Feature Envy: If callers are repeatedly asking about the negotiated version to decide what to do, that logic belongs in the factory, not in the caller. The factory’s contract is simple: ask for a type, get the right implementation back. The caller should never care which version is behind it.


Edge Cases to Think About

Some scenarios that are easy to overlook but important to handle explicitly:

  • What if the server doesn’t return a handshake response? Fall back to a cached version from the last successful session, or fail with a clear, human-readable error. Never silently fall back to a hardcoded version.
  • What if there’s no common version between server and client? Surface a specific error telling the user the minimum required server version, rather than a generic failure.
  • What if the user logs out and connects to a different server? Each server connection must carry its own negotiated version. Never share version state globally across different server contexts.
  • What if the server version changes between app sessions? Re-run the handshake at each session start. Don’t assume the cached version is still valid.
  • What if the server gets updated while the app is running? Define a policy, either complete the session against the known version and re-negotiate on next launch, or listen for a server-sent signal to re-negotiate mid-session.

Testing Strategy

Every layer of this implementation should be tested independently and together.
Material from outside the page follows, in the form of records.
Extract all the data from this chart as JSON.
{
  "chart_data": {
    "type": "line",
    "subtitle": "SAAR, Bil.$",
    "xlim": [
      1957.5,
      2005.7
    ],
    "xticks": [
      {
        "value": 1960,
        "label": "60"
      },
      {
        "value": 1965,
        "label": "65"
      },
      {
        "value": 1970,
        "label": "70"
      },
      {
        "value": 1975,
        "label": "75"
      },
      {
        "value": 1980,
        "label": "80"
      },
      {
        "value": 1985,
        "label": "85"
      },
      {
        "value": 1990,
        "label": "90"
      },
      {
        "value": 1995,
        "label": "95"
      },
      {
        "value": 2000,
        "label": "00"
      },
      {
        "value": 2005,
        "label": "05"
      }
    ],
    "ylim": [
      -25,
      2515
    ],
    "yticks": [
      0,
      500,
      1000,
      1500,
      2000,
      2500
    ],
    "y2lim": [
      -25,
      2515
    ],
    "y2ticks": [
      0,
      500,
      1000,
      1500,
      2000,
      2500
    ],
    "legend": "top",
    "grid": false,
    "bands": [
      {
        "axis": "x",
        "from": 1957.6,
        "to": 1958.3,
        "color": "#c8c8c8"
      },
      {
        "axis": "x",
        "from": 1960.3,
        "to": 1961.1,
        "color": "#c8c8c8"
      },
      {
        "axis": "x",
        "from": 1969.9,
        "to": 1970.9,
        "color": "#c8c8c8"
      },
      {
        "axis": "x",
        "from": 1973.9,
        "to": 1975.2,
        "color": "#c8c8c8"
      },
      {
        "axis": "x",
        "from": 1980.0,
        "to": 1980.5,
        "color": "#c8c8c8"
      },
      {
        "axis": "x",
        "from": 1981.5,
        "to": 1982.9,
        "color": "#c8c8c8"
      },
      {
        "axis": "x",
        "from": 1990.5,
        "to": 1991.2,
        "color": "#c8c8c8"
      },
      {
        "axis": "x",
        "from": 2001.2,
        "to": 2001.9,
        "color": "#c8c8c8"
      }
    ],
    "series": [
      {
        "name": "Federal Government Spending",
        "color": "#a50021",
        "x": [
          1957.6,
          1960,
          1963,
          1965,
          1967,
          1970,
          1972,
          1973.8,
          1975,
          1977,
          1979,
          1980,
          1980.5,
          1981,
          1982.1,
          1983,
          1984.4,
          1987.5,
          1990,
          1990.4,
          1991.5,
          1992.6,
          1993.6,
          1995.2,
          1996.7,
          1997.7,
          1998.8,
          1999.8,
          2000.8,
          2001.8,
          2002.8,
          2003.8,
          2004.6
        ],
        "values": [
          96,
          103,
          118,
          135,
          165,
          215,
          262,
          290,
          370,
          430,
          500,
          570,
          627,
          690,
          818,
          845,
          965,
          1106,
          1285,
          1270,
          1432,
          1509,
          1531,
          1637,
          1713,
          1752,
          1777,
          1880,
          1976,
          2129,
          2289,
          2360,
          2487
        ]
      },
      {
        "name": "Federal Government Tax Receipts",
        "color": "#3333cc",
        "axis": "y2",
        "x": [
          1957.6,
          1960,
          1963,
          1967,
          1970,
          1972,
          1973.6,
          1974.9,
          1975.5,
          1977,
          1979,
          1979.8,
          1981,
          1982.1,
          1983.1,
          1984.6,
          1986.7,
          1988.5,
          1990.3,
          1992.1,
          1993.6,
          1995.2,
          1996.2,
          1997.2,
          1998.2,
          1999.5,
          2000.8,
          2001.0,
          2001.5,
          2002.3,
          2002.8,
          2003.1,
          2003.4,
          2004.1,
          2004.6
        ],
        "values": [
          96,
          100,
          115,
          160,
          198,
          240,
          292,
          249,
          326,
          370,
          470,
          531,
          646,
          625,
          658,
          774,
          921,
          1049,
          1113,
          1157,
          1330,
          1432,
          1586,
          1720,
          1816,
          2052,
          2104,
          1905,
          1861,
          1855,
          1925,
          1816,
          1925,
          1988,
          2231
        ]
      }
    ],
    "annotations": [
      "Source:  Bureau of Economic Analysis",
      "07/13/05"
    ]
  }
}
Unit tests verify that the factory returns the correct implementation for a given version, including boundary versions and edge cases. Registration logic and version comparison should be covered exhaustively here since this code is the foundation everything else rests on.

Contract tests verify that a given API version implementation still behaves as the server expects, consider request shape, response parsing, and error handling. In a mobile context, this typically means testing each versioned implementation against recorded or mocked server responses, so that a response schema change on the server side is caught before it reaches production.
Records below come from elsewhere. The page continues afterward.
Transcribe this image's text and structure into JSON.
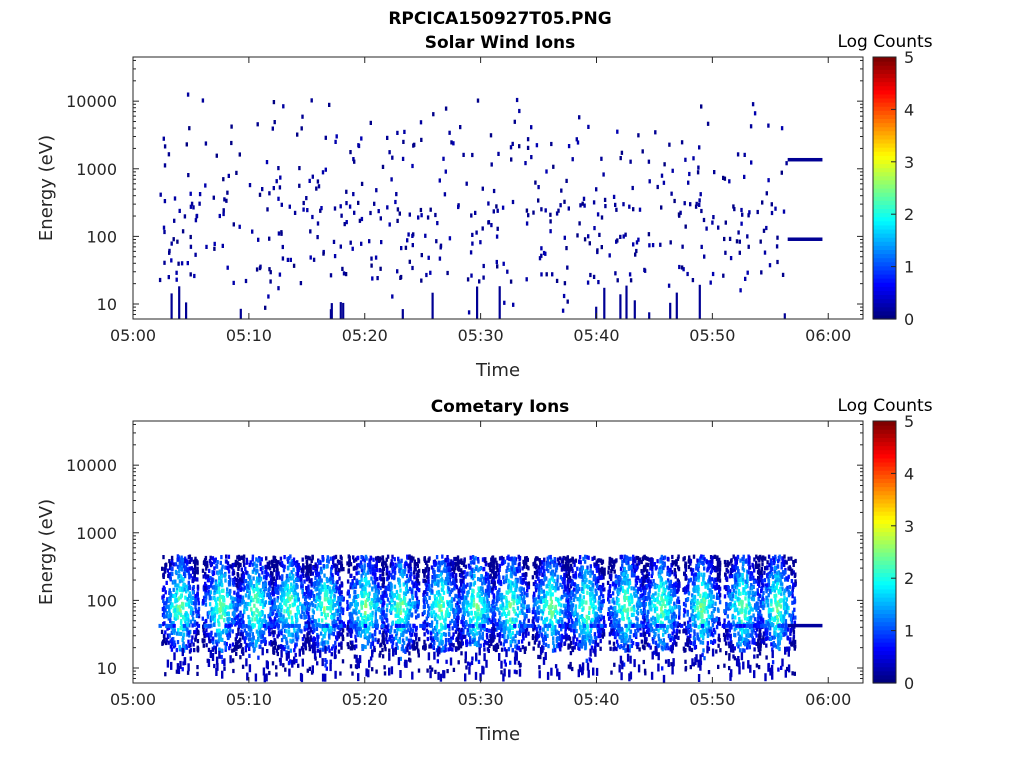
{
  "figure": {
    "title": "RPCICA150927T05.PNG"
  },
  "chart_data": [
    {
      "type": "heatmap",
      "title": "Solar Wind Ions",
      "xlabel": "Time",
      "ylabel": "Energy (eV)",
      "y_scale": "log",
      "xlim": [
        "05:00",
        "06:03"
      ],
      "ylim": [
        6,
        45000
      ],
      "x_ticks": [
        "05:00",
        "05:10",
        "05:20",
        "05:30",
        "05:40",
        "05:50",
        "06:00"
      ],
      "y_ticks": [
        "10",
        "100",
        "1000",
        "10000"
      ],
      "y_tick_values": [
        10,
        100,
        1000,
        10000
      ],
      "colorbar": {
        "label": "Log Counts",
        "min": 0,
        "max": 5,
        "ticks": [
          "0",
          "1",
          "2",
          "3",
          "4",
          "5"
        ],
        "colormap": "jet"
      },
      "grid": false,
      "pattern": "sparse",
      "seed": 7,
      "bands": [
        {
          "start": "05:56.5",
          "end": "05:59.5",
          "energy": 1350,
          "value": 0.1
        },
        {
          "start": "05:56.5",
          "end": "05:59.5",
          "energy": 90,
          "value": 0.1
        }
      ]
    },
    {
      "type": "heatmap",
      "title": "Cometary Ions",
      "xlabel": "Time",
      "ylabel": "Energy (eV)",
      "y_scale": "log",
      "xlim": [
        "05:00",
        "06:03"
      ],
      "ylim": [
        6,
        45000
      ],
      "x_ticks": [
        "05:00",
        "05:10",
        "05:20",
        "05:30",
        "05:40",
        "05:50",
        "06:00"
      ],
      "y_ticks": [
        "10",
        "100",
        "1000",
        "10000"
      ],
      "y_tick_values": [
        10,
        100,
        1000,
        10000
      ],
      "colorbar": {
        "label": "Log Counts",
        "min": 0,
        "max": 5,
        "ticks": [
          "0",
          "1",
          "2",
          "3",
          "4",
          "5"
        ],
        "colormap": "jet"
      },
      "grid": false,
      "pattern": "bursts",
      "seed": 13,
      "bursts": [
        "05:04",
        "05:07.5",
        "05:10.5",
        "05:13.5",
        "05:16.5",
        "05:20",
        "05:23",
        "05:26.5",
        "05:29.5",
        "05:32.5",
        "05:36",
        "05:39",
        "05:42.5",
        "05:45.5",
        "05:49",
        "05:52.5",
        "05:55.5"
      ],
      "bands": [
        {
          "start": "05:56.5",
          "end": "05:59.5",
          "energy": 42,
          "value": 0.15
        }
      ]
    }
  ]
}
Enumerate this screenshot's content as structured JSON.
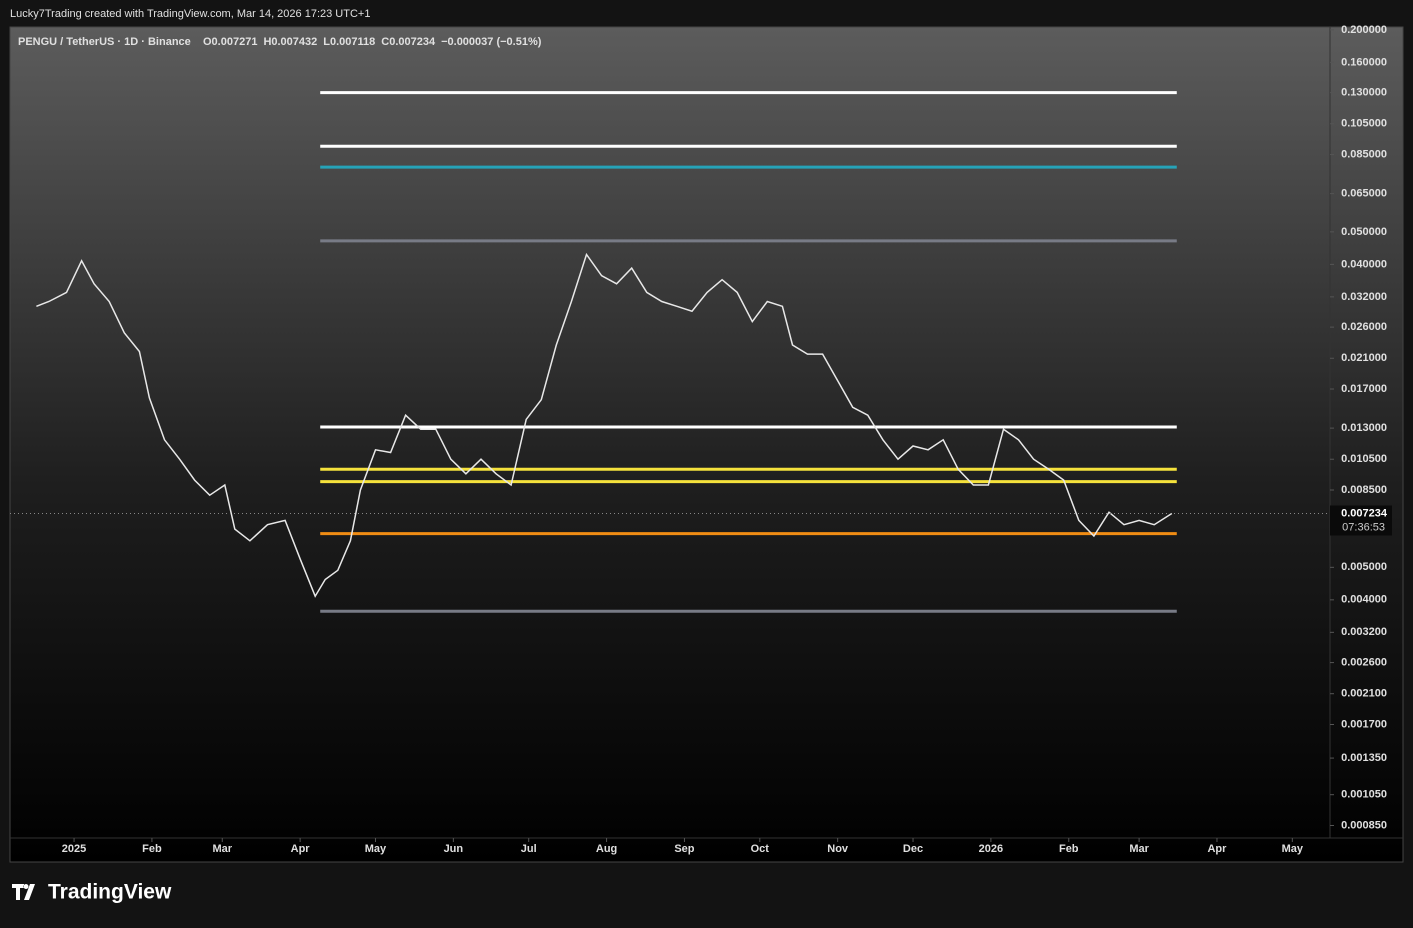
{
  "header": {
    "attribution": "Lucky7Trading created with TradingView.com, Mar 14, 2026 17:23 UTC+1",
    "symbol": "PENGU / TetherUS · 1D · Binance",
    "ohlc": [
      "O0.007271",
      "H0.007432",
      "L0.007118",
      "C0.007234",
      "−0.000037 (−0.51%)"
    ]
  },
  "chart_data": {
    "type": "line",
    "log_scale": true,
    "grid": false,
    "x": [
      -15,
      -10,
      -3,
      3,
      8,
      14,
      20,
      26,
      30,
      36,
      42,
      48,
      54,
      60,
      64,
      70,
      77,
      84,
      90,
      96,
      100,
      105,
      110,
      114,
      120,
      126,
      132,
      138,
      144,
      150,
      156,
      162,
      168,
      174,
      180,
      186,
      192,
      198,
      204,
      210,
      216,
      222,
      228,
      234,
      240,
      246,
      252,
      258,
      264,
      270,
      276,
      282,
      286,
      292,
      298,
      304,
      310,
      316,
      322,
      328,
      334,
      340,
      346,
      352,
      358,
      364,
      370,
      376,
      382,
      388,
      394,
      400,
      406,
      412,
      418,
      424,
      430,
      437
    ],
    "series": [
      {
        "name": "PENGU",
        "color": "#e8e8e8",
        "values": [
          0.03,
          0.031,
          0.033,
          0.041,
          0.035,
          0.031,
          0.025,
          0.022,
          0.016,
          0.012,
          0.0105,
          0.0091,
          0.0082,
          0.0088,
          0.0065,
          0.006,
          0.0067,
          0.0069,
          0.0053,
          0.0041,
          0.0046,
          0.0049,
          0.006,
          0.0085,
          0.0112,
          0.011,
          0.0142,
          0.0129,
          0.0129,
          0.0105,
          0.0095,
          0.0105,
          0.0095,
          0.0088,
          0.0138,
          0.0158,
          0.023,
          0.031,
          0.0428,
          0.037,
          0.035,
          0.039,
          0.033,
          0.031,
          0.03,
          0.029,
          0.033,
          0.036,
          0.033,
          0.027,
          0.031,
          0.03,
          0.023,
          0.0216,
          0.0216,
          0.018,
          0.015,
          0.0142,
          0.012,
          0.0105,
          0.0115,
          0.0112,
          0.012,
          0.0098,
          0.0088,
          0.0088,
          0.0129,
          0.012,
          0.0105,
          0.0098,
          0.0091,
          0.0069,
          0.0062,
          0.0073,
          0.0067,
          0.0069,
          0.0067,
          0.007234
        ]
      }
    ],
    "levels": [
      {
        "value": 0.13,
        "color": "#ffffff"
      },
      {
        "value": 0.09,
        "color": "#ffffff"
      },
      {
        "value": 0.078,
        "color": "#26a3b8"
      },
      {
        "value": 0.047,
        "color": "#787b86"
      },
      {
        "value": 0.0131,
        "color": "#ffffff"
      },
      {
        "value": 0.0098,
        "color": "#f5e23c"
      },
      {
        "value": 0.009,
        "color": "#f5e23c"
      },
      {
        "value": 0.0063,
        "color": "#f08c14"
      },
      {
        "value": 0.0037,
        "color": "#787b86"
      }
    ],
    "level_range": [
      98,
      439
    ],
    "last_price": 0.007234,
    "countdown": "07:36:53",
    "xlim": [
      -25.5,
      500
    ],
    "ylim": [
      0.00078,
      0.204
    ],
    "xticks": [
      {
        "value": 0,
        "label": "2025"
      },
      {
        "value": 31,
        "label": "Feb"
      },
      {
        "value": 59,
        "label": "Mar"
      },
      {
        "value": 90,
        "label": "Apr"
      },
      {
        "value": 120,
        "label": "May"
      },
      {
        "value": 151,
        "label": "Jun"
      },
      {
        "value": 181,
        "label": "Jul"
      },
      {
        "value": 212,
        "label": "Aug"
      },
      {
        "value": 243,
        "label": "Sep"
      },
      {
        "value": 273,
        "label": "Oct"
      },
      {
        "value": 304,
        "label": "Nov"
      },
      {
        "value": 334,
        "label": "Dec"
      },
      {
        "value": 365,
        "label": "2026"
      },
      {
        "value": 396,
        "label": "Feb"
      },
      {
        "value": 424,
        "label": "Mar"
      },
      {
        "value": 455,
        "label": "Apr"
      },
      {
        "value": 485,
        "label": "May"
      }
    ],
    "yticks": [
      {
        "value": 0.2,
        "label": "0.200000"
      },
      {
        "value": 0.16,
        "label": "0.160000"
      },
      {
        "value": 0.13,
        "label": "0.130000"
      },
      {
        "value": 0.105,
        "label": "0.105000"
      },
      {
        "value": 0.085,
        "label": "0.085000"
      },
      {
        "value": 0.065,
        "label": "0.065000"
      },
      {
        "value": 0.05,
        "label": "0.050000"
      },
      {
        "value": 0.04,
        "label": "0.040000"
      },
      {
        "value": 0.032,
        "label": "0.032000"
      },
      {
        "value": 0.026,
        "label": "0.026000"
      },
      {
        "value": 0.021,
        "label": "0.021000"
      },
      {
        "value": 0.017,
        "label": "0.017000"
      },
      {
        "value": 0.013,
        "label": "0.013000"
      },
      {
        "value": 0.0105,
        "label": "0.010500"
      },
      {
        "value": 0.0085,
        "label": "0.008500"
      },
      {
        "value": 0.005,
        "label": "0.005000"
      },
      {
        "value": 0.004,
        "label": "0.004000"
      },
      {
        "value": 0.0032,
        "label": "0.003200"
      },
      {
        "value": 0.0026,
        "label": "0.002600"
      },
      {
        "value": 0.0021,
        "label": "0.002100"
      },
      {
        "value": 0.0017,
        "label": "0.001700"
      },
      {
        "value": 0.00135,
        "label": "0.001350"
      },
      {
        "value": 0.00105,
        "label": "0.001050"
      },
      {
        "value": 0.00085,
        "label": "0.000850"
      }
    ]
  },
  "footer": {
    "logo": "TradingView"
  }
}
Integration tests verify that the client works end-to-end against different server versions, covering the full flow from handshake to version resolution to calling the correct endpoints. These tests run against real or simulated server instances and are a must-have requirement, unit tests alone cannot catch the failure modes that only surface when the full stack is exercised together.


Conclusion

API versioning on the client side requires careful architectural thinking and thorough planning upfront. The cost of not doing this is real: version checks scattered across the codebase, tests that are difficult to maintain, and bugs that only surface for customers on a specific server version which are the hardest kind to reproduce and the most damaging to trust.
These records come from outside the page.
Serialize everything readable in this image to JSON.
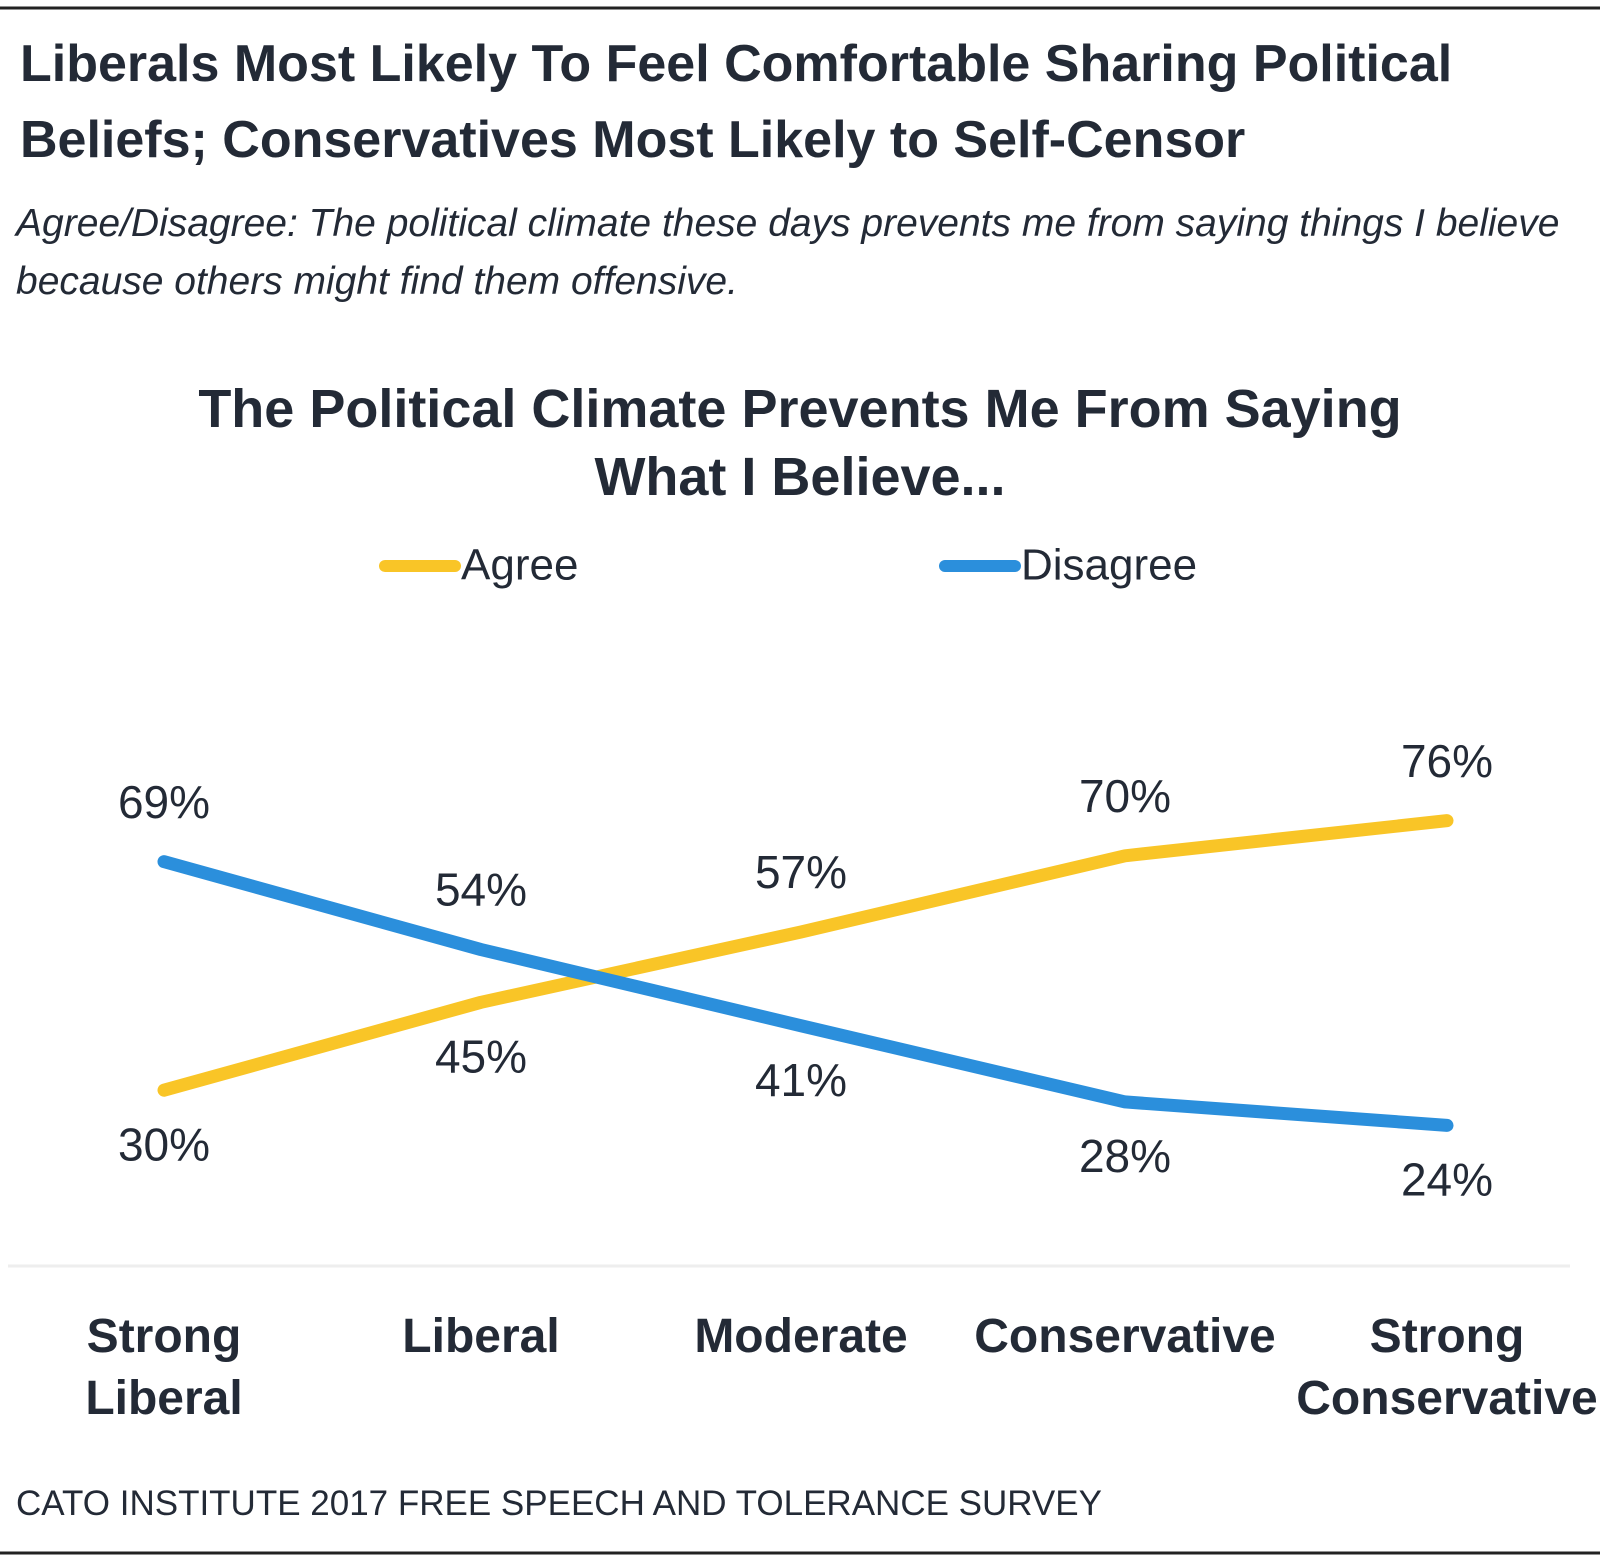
{
  "chart_data": {
    "type": "line",
    "heading": "Liberals Most Likely To Feel Comfortable Sharing Political Beliefs; Conservatives Most Likely to Self-Censor",
    "subtitle": "Agree/Disagree: The political climate these days prevents me from saying things I believe because others might find them offensive.",
    "title": "The Political Climate Prevents Me From Saying What I Believe...",
    "categories": [
      "Strong Liberal",
      "Liberal",
      "Moderate",
      "Conservative",
      "Strong Conservative"
    ],
    "series": [
      {
        "name": "Agree",
        "color": "#f9c527",
        "values": [
          30,
          45,
          57,
          70,
          76
        ],
        "value_labels": [
          "30%",
          "45%",
          "57%",
          "70%",
          "76%"
        ]
      },
      {
        "name": "Disagree",
        "color": "#2b8fdc",
        "values": [
          69,
          54,
          41,
          28,
          24
        ],
        "value_labels": [
          "69%",
          "54%",
          "41%",
          "28%",
          "24%"
        ]
      }
    ],
    "ylim": [
      0,
      100
    ],
    "source": "CATO INSTITUTE 2017 FREE SPEECH AND TOLERANCE SURVEY"
  }
}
But the architecture described here pays off most visibly at the end of a version’s life. When the time comes to drop v1 support, the work is almost trivial: remove the UserApiV1 registration and update the minimum version floor. No if statements to hunt down, no repository logic to untangle, no risk of accidentally breaking v2 while removing v1 specific code. The version simply stops existing in the codebase as cleanly as it was added. That is the real measure of a well-designed versioning strategy, how little it costs to let one go.